Let he who is without gin cast the first stone
Urban Dirt's two cents on the Sloshed Supremo is running on Timesonline, but here it is again for the benefit of UD subscribers.
For a few hours on Sunday, it seemed that Shoichi Nakagawa might get away with his mangled moments
at that press conference in Rome. Why? Because democracy in Japan simply wasn’t working.
The now infamous footage of his pathetic battle with chemistry was only a short, barely analysed, story towards the end of the news. Japanese people went to bed with the usual “shikata ga nai” – “it can’t be helped” – shrug of the shoulders and a satisfied sense that all politicians are basically idiots.
Even when they woke to read the papers, Mr Nakagawa’s crime seemed fairly minor – mainly because the local press was loyally buying the official spin about cough mixture and jetlag. The Japanese public shrugged again and satisfied themselves with the words of an ancient Japanese proverb: “tabi no haji wa kaki shite” – “the traveller discards his sense of shame”. The Finance Minister’s disgrace, after all, took place thousands of miles away.
But then, partly courtesy of the internet, it all turned sour. Certainly, the millions of clicks on the online footage of the incident made Mr Nakagawa’s position more untenable by the second.
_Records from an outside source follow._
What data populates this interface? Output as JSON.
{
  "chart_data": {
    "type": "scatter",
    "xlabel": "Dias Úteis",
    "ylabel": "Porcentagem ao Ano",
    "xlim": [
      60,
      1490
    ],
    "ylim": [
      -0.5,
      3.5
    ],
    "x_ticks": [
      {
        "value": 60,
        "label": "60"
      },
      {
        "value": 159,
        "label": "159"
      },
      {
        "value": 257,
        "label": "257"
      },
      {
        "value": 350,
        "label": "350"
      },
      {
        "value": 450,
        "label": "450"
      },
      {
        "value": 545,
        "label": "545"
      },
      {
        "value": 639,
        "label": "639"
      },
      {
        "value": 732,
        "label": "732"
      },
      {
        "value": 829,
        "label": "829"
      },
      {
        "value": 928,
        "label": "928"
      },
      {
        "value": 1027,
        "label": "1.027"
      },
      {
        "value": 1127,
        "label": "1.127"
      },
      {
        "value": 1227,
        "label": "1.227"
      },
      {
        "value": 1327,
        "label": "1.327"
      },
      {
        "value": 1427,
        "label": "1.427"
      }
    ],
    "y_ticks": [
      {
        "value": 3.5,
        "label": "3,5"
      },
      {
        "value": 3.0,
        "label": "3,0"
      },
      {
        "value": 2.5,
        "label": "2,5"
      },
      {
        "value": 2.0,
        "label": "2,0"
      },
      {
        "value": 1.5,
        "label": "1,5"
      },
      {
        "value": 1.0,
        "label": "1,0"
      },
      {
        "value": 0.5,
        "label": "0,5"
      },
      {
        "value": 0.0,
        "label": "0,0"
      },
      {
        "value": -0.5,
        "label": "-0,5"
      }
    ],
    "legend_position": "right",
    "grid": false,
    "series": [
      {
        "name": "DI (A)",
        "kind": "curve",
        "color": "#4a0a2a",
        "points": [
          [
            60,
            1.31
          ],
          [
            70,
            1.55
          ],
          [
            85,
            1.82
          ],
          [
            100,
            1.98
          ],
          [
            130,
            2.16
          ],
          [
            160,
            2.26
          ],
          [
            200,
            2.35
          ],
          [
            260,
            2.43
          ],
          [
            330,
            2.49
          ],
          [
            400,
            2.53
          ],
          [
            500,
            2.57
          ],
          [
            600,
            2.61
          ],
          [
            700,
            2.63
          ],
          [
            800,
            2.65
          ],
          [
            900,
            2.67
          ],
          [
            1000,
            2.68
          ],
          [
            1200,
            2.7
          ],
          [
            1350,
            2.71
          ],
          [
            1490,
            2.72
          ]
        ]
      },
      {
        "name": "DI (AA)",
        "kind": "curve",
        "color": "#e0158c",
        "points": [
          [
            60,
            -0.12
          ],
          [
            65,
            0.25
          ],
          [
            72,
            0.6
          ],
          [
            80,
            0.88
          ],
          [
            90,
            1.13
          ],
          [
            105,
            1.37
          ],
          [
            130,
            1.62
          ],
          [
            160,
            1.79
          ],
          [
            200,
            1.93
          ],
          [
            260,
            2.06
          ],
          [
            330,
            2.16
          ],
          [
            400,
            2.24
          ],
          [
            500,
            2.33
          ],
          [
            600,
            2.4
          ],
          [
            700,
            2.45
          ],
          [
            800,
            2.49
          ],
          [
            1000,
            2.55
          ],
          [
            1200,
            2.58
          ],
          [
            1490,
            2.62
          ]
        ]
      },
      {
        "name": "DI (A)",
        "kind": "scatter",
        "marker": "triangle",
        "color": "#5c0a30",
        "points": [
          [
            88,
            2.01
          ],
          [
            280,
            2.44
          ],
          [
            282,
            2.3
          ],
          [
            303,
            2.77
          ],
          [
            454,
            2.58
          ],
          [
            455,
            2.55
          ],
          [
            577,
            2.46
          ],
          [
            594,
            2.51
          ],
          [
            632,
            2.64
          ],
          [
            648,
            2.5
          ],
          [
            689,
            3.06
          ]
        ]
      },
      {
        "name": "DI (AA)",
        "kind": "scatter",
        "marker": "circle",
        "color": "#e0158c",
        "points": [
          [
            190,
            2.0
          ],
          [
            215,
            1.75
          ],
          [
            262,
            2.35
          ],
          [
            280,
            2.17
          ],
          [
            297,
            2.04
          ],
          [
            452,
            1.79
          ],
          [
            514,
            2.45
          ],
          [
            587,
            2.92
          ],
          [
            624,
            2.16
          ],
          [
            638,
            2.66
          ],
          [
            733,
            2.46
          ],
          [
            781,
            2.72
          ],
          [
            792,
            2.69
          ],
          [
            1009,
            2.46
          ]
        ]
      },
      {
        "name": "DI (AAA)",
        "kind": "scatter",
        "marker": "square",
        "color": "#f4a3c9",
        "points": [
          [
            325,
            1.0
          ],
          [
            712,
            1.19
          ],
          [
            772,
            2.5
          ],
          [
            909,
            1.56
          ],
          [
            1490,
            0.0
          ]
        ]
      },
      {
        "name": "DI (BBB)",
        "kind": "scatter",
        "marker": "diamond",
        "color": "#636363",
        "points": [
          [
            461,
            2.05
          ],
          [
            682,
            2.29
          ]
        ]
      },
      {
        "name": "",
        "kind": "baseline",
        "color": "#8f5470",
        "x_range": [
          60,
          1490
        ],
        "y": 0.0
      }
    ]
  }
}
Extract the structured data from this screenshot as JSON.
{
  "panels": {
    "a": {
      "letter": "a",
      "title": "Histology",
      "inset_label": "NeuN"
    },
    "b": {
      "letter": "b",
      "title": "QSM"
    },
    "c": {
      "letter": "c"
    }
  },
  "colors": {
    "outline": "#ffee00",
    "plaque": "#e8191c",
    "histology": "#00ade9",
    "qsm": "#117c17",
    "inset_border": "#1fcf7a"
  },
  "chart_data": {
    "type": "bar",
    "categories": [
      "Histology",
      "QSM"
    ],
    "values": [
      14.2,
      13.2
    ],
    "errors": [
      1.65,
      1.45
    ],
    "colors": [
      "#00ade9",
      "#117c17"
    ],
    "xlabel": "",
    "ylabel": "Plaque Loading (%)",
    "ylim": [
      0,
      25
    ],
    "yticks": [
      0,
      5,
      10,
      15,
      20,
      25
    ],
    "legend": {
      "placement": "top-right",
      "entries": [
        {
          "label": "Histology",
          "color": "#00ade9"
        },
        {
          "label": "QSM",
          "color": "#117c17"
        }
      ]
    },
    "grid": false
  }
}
But the public was riled by something even more infuriating: the way that the mainstream Japanese media was dealing with the story.
Suddenly, there was no shortage of people – MPs, Cabinet ministers, former prime ministers, bureaucrats and business leaders – prepared to go on air, shake their heads sadly and declare that they had known for some time that Mr Nakagawa had a liking for booze that may not have been under control.
That really was too much for the Japanese public and, to judge by the traffic on the web chatrooms, they are not going to take this one with a shrug. Every person who has emerged as a post-fact whistleblower on Mr Nakagawa’s drinking issues is, perhaps unwittingly, making themselves a legitimate target for the same criticism levelled against the former Finance Minister.
All of those timid accusers, pointing their fingers from the safety of Mr Nakagawa’s resignation had, in both democratic and patriotic terms, a duty to say something in public much earlier if they thought that the world’s second biggest economy had a drunkard at the wheel. If they thought that it didn’t matter, they are doubly culpable.

Drunkards have a fine history of leading a nation. Look at Winston Churchill in your country; Look at George W. Bush in the United States.
To the western eye, he probably appears to be an out-of-control alkie. In the Far East, it's seen differently.
It's well known, amongst the boys in the press clubs that Nakagawa is an adherent of Drunken Monkey Kung-Fu, a popularized in the Jackie Chan movie. You know, it's the martial art where the drunker you are, the more powerful you become. He, like Prime Minister Aso, is a staunch Jackie Chan fan and simply applying the principles of DMKF to the political arena. Rather than be condemned, he should be rewarded for his daring experiment. He's not a disgrace to Japan--he's a Japanese Churchill. The mainstream press understands this. It's a shame that a few dozen know-nothing barbaric bloggers and eurocentric journalists would sully his image and his honor.
I only hope the Japanese people have the sense to stick behind him. Ganbatte, Shoichi-kun.